If you’re the one in charge of dealing with your family’s finances, it’s possible your spouse hasn’t even met your financial advisor. Or, they may have met for five minutes to catch some signatures early on in the client-advisor relationship. Consequently, if you’re the first one to pass away, your spouse would be reliant on someone they barely know during an extremely difficult time. Since your financial advisor is likely involved with everything from your brokerage account investments to life insurance to individual retirement accounts – and possibly more – this is someone your spouse should get to know.
2. Does my spouse know where all our accounts are located and how to access them?
The surviving spouse will need to access money immediately to cover funeral expenses. There may also be hospital bills, and, of course, all of the normal expenses that come with everyday life. Your spouse won’t have time to search high and low trying to figure out where the accounts are located or how they can access money. If you can’t answer “yes” to this question, you need to make sure your loved ones know where to find this information so as to avoid unnecessary confusion later.

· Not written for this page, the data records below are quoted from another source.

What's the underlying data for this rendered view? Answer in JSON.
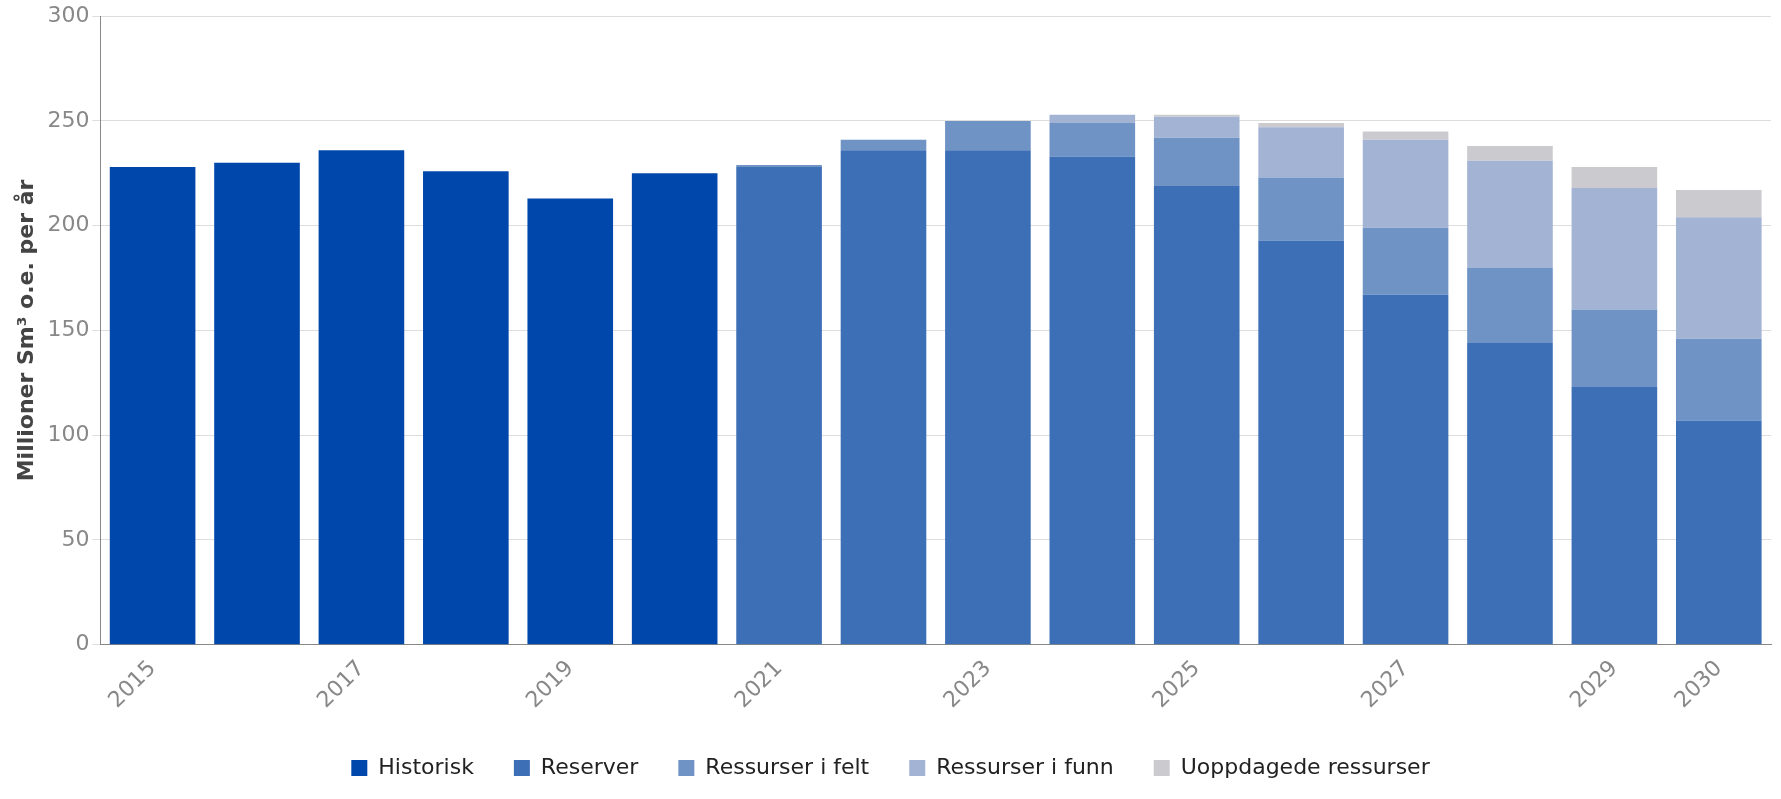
{
  "chart_data": {
    "type": "bar",
    "stacked": true,
    "ylabel": "Millioner Sm³ o.e. per år",
    "categories": [
      "2015",
      null,
      "2017",
      null,
      "2019",
      null,
      "2021",
      null,
      "2023",
      null,
      "2025",
      null,
      "2027",
      null,
      "2029",
      "2030"
    ],
    "series": [
      {
        "name": "Historisk",
        "color": "#0047ab",
        "values": [
          228,
          230,
          236,
          226,
          213,
          225,
          null,
          null,
          null,
          null,
          null,
          null,
          null,
          null,
          null,
          null
        ]
      },
      {
        "name": "Reserver",
        "color": "#3d6fb6",
        "values": [
          null,
          null,
          null,
          null,
          null,
          null,
          228,
          236,
          236,
          233,
          219,
          193,
          167,
          144,
          123,
          107
        ]
      },
      {
        "name": "Ressurser i felt",
        "color": "#6e93c4",
        "values": [
          null,
          null,
          null,
          null,
          null,
          null,
          1,
          5,
          14,
          16,
          23,
          30,
          32,
          36,
          37,
          39
        ]
      },
      {
        "name": "Ressurser i funn",
        "color": "#a3b3d4",
        "values": [
          null,
          null,
          null,
          null,
          null,
          null,
          null,
          null,
          null,
          4,
          10,
          24,
          42,
          51,
          58,
          58
        ]
      },
      {
        "name": "Uoppdagede ressurser",
        "color": "#cbcbcf",
        "values": [
          null,
          null,
          null,
          null,
          null,
          null,
          null,
          null,
          null,
          null,
          1,
          2,
          4,
          7,
          10,
          13
        ]
      }
    ],
    "ylim": [
      0,
      300
    ],
    "yticks": [
      0,
      50,
      100,
      150,
      200,
      250,
      300
    ],
    "grid": "y",
    "legend": "bottom",
    "marker": "square"
  }
}
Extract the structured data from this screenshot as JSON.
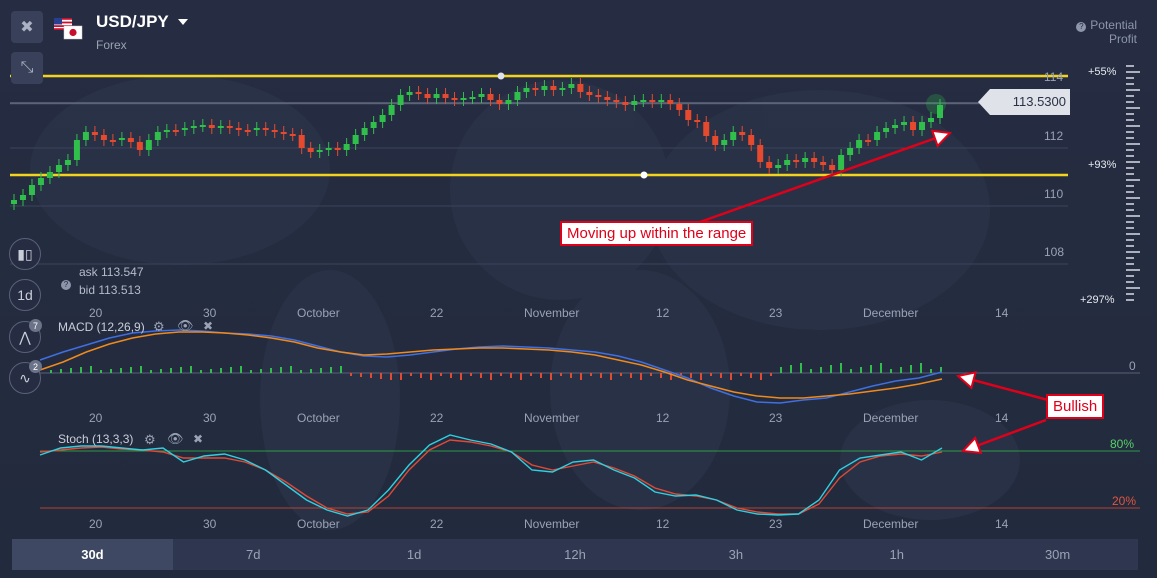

3. Are our wills and beneficiary designations up-to-date?
It’s possible this question reminded you of some changes you haven’t yet had a chance to make. Those adjustments aside, life events such as births, deaths, marriages, divorces and job changes could mean you’ll need to update your will and account beneficiaries.
When it comes to passing wealth, don’t assume your will is enough. Plenty of assets might not be covered by your will.
You might not like thinking about it, but there’s no way around it. Our mortality might be out of our control, but you can take charge of the situation by putting a plan in place to help protect your loved ones.